At 4am, on Friday morning January 27th, hundreds of volunteers left dozens of deployment centers throughout San Diego to count homeless people. Called, “We All Count,” this annual enumeration of homeless people in San Diego is run by the San Diego Regional Task Force on the Homeless.

The US Department of Housing and Urban Development (HUD) has mandated that beginning in 2005, agencies receiving HUD funding needed to count the homeless people in their cities on a bi-annual basis. One of the goals of this point in time count is to provide a snap shot of homelessness during the last week of January every two years. The results of this count are used to justify the funds being sent to the recipient agencies to help homeless people within their cities.

I and a homeless friend, were two of these enumerators.
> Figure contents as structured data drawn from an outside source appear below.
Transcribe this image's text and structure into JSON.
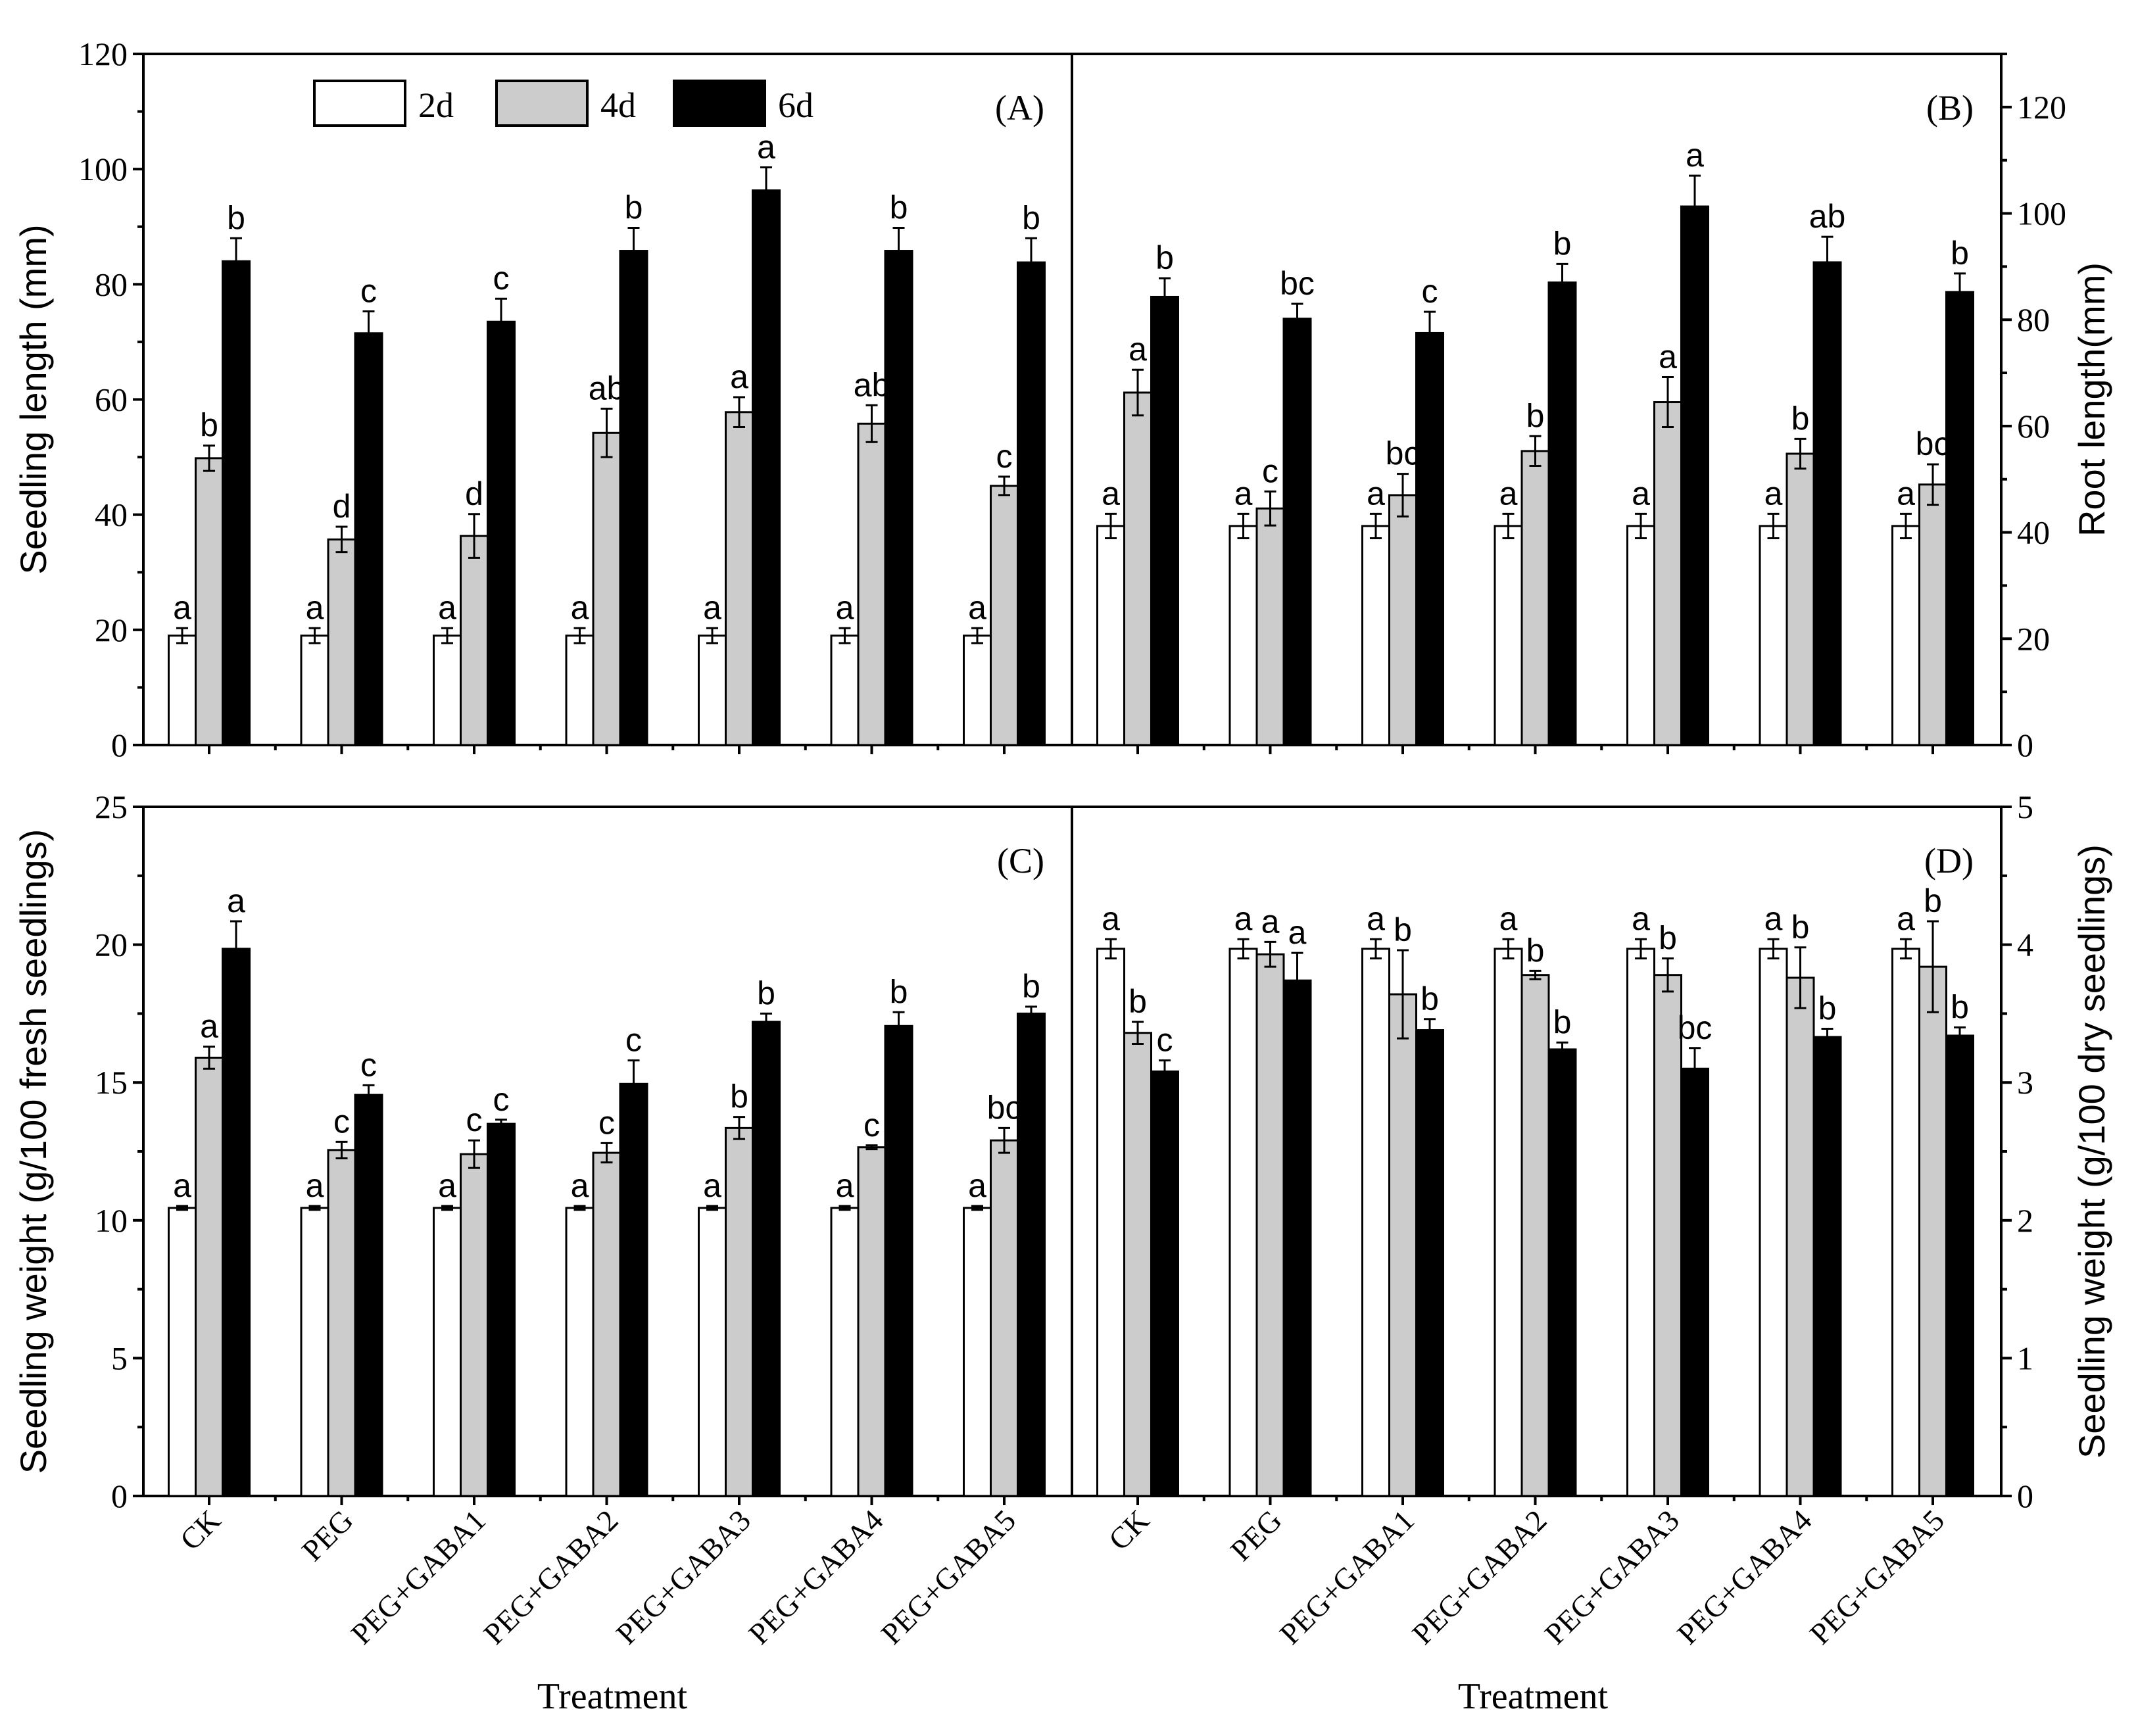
{
  "legend": [
    {
      "label": "2d",
      "color": "#ffffff"
    },
    {
      "label": "4d",
      "color": "#cccccc"
    },
    {
      "label": "6d",
      "color": "#000000"
    }
  ],
  "x_axis_title": "Treatment",
  "categories": [
    "CK",
    "PEG",
    "PEG+GABA1",
    "PEG+GABA2",
    "PEG+GABA3",
    "PEG+GABA4",
    "PEG+GABA5"
  ],
  "chart_data": [
    {
      "id": "A",
      "panel_label": "(A)",
      "type": "bar",
      "ylabel": "Seedling length (mm)",
      "ylim": [
        0,
        120
      ],
      "yticks": [
        0,
        20,
        40,
        60,
        80,
        100,
        120
      ],
      "xlabel": "Treatment",
      "categories": [
        "CK",
        "PEG",
        "PEG+GABA1",
        "PEG+GABA2",
        "PEG+GABA3",
        "PEG+GABA4",
        "PEG+GABA5"
      ],
      "series": [
        {
          "name": "2d",
          "values": [
            19,
            19,
            19,
            19,
            19,
            19,
            19
          ],
          "errors": [
            1.3,
            1.3,
            1.3,
            1.3,
            1.3,
            1.3,
            1.3
          ],
          "letters": [
            "a",
            "a",
            "a",
            "a",
            "a",
            "a",
            "a"
          ]
        },
        {
          "name": "4d",
          "values": [
            49.8,
            35.7,
            36.3,
            54.2,
            57.8,
            55.8,
            45
          ],
          "errors": [
            2.2,
            2.2,
            3.8,
            4.2,
            2.6,
            3.2,
            1.6
          ],
          "letters": [
            "b",
            "d",
            "d",
            "ab",
            "a",
            "ab",
            "c"
          ]
        },
        {
          "name": "6d",
          "values": [
            84,
            71.5,
            73.5,
            85.8,
            96.3,
            85.8,
            83.8
          ],
          "errors": [
            4,
            3.8,
            4,
            4,
            4,
            4,
            4.2
          ],
          "letters": [
            "b",
            "c",
            "c",
            "b",
            "a",
            "b",
            "b"
          ]
        }
      ]
    },
    {
      "id": "B",
      "panel_label": "(B)",
      "type": "bar",
      "ylabel": "Root length(mm)",
      "ylim": [
        0,
        130
      ],
      "yticks": [
        0,
        20,
        40,
        60,
        80,
        100,
        120
      ],
      "y_axis_side": "right",
      "xlabel": "Treatment",
      "categories": [
        "CK",
        "PEG",
        "PEG+GABA1",
        "PEG+GABA2",
        "PEG+GABA3",
        "PEG+GABA4",
        "PEG+GABA5"
      ],
      "series": [
        {
          "name": "2d",
          "values": [
            41.2,
            41.2,
            41.2,
            41.2,
            41.2,
            41.2,
            41.2
          ],
          "errors": [
            2.3,
            2.3,
            2.3,
            2.3,
            2.3,
            2.3,
            2.3
          ],
          "letters": [
            "a",
            "a",
            "a",
            "a",
            "a",
            "a",
            "a"
          ]
        },
        {
          "name": "4d",
          "values": [
            66.3,
            44.5,
            47,
            55.3,
            64.5,
            54.8,
            49
          ],
          "errors": [
            4.3,
            3.2,
            4,
            2.8,
            4.7,
            2.8,
            3.8
          ],
          "letters": [
            "a",
            "c",
            "bc",
            "b",
            "a",
            "b",
            "bc"
          ]
        },
        {
          "name": "6d",
          "values": [
            84.3,
            80.2,
            77.5,
            87,
            101.3,
            90.8,
            85.2
          ],
          "errors": [
            3.5,
            2.8,
            4,
            3.5,
            5.8,
            4.8,
            3.5
          ],
          "letters": [
            "b",
            "bc",
            "c",
            "b",
            "a",
            "ab",
            "b"
          ]
        }
      ]
    },
    {
      "id": "C",
      "panel_label": "(C)",
      "type": "bar",
      "ylabel": "Seedling weight (g/100 fresh seedlings)",
      "ylim": [
        0,
        25
      ],
      "yticks": [
        0,
        5,
        10,
        15,
        20,
        25
      ],
      "xlabel": "Treatment",
      "categories": [
        "CK",
        "PEG",
        "PEG+GABA1",
        "PEG+GABA2",
        "PEG+GABA3",
        "PEG+GABA4",
        "PEG+GABA5"
      ],
      "series": [
        {
          "name": "2d",
          "values": [
            10.45,
            10.45,
            10.45,
            10.45,
            10.45,
            10.45,
            10.45
          ],
          "errors": [
            0.07,
            0.07,
            0.07,
            0.07,
            0.07,
            0.07,
            0.07
          ],
          "letters": [
            "a",
            "a",
            "a",
            "a",
            "a",
            "a",
            "a"
          ]
        },
        {
          "name": "4d",
          "values": [
            15.9,
            12.55,
            12.4,
            12.45,
            13.35,
            12.65,
            12.9
          ],
          "errors": [
            0.4,
            0.3,
            0.5,
            0.35,
            0.4,
            0.07,
            0.45
          ],
          "letters": [
            "a",
            "c",
            "c",
            "c",
            "b",
            "c",
            "bc"
          ]
        },
        {
          "name": "6d",
          "values": [
            19.85,
            14.55,
            13.5,
            14.95,
            17.2,
            17.05,
            17.5
          ],
          "errors": [
            1,
            0.35,
            0.15,
            0.85,
            0.3,
            0.5,
            0.25
          ],
          "letters": [
            "a",
            "c",
            "c",
            "c",
            "b",
            "b",
            "b"
          ]
        }
      ]
    },
    {
      "id": "D",
      "panel_label": "(D)",
      "type": "bar",
      "ylabel": "Seedling weight (g/100 dry seedlings)",
      "ylim": [
        0,
        5
      ],
      "yticks": [
        0,
        1,
        2,
        3,
        4,
        5
      ],
      "y_axis_side": "right",
      "xlabel": "Treatment",
      "categories": [
        "CK",
        "PEG",
        "PEG+GABA1",
        "PEG+GABA2",
        "PEG+GABA3",
        "PEG+GABA4",
        "PEG+GABA5"
      ],
      "series": [
        {
          "name": "2d",
          "values": [
            3.97,
            3.97,
            3.97,
            3.97,
            3.97,
            3.97,
            3.97
          ],
          "errors": [
            0.07,
            0.07,
            0.07,
            0.07,
            0.07,
            0.07,
            0.07
          ],
          "letters": [
            "a",
            "a",
            "a",
            "a",
            "a",
            "a",
            "a"
          ]
        },
        {
          "name": "4d",
          "values": [
            3.36,
            3.93,
            3.64,
            3.78,
            3.78,
            3.76,
            3.84
          ],
          "errors": [
            0.08,
            0.09,
            0.32,
            0.03,
            0.12,
            0.22,
            0.33
          ],
          "letters": [
            "b",
            "a",
            "b",
            "b",
            "b",
            "b",
            "b"
          ]
        },
        {
          "name": "6d",
          "values": [
            3.08,
            3.74,
            3.38,
            3.24,
            3.1,
            3.33,
            3.34
          ],
          "errors": [
            0.08,
            0.2,
            0.08,
            0.05,
            0.15,
            0.06,
            0.06
          ],
          "letters": [
            "c",
            "a",
            "b",
            "b",
            "bc",
            "b",
            "b"
          ]
        }
      ]
    }
  ]
}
We drove up and down designated streets and alleys of Ocean Beach counting homeless individuals and vehicles potentially housing individuals. The third category we could have counted were “hand-built structures,” but we did not see any during our drive.

During our over two-hour drive in Ocean Beach, we counted over 60 homeless individuals and 100 vehicles which were potentially housing individuals. Although the count may sound very dry for some of us, I was touched by a number of things we saw. For example, in one alley, we saw a carport where four homeless individuals were sleeping a person-apart from each other. They were sleeping on the cement with apparently no ground cover and no blankets.

Currently, volunteers, including myself and my homeless friend, are conducting surveys of homeless people on behalf of the Regional Task Force on the Homeless. These surveys are intended to ask those people who were homeless on the same morning as the count specific personal information about them, questions about what are their sources of support and why they are homeless. In return for answering the over 100 questions presented to them, the homeless person receives a $10 gift card to Subway. All surveys are intended to be completed with days of the count.

Homelessness is a reality that is challenging for me to fathom, especially seeing homelessness close-up, here in America, the land of plenty.

 

{ 3 comments… read them below or add one }

Jennifer Litwak January 30, 2012 at 11:07 am

Thank you Christine for your volunteerism and insightful article!

Reply

Christine Schanes January 30, 2012 at 11:22 am

Jennifer,

Thanks for your comment.

And thank you for your training session so that those of us counting could feel comfortable with our efforts.

Christine

Reply

ragied April 21, 2012 at 7:38 pm

Hi i have couple of questions can you help me if there is any projects building something for the homeless people or getting destriot or kicked out i needed for my school projects thank you.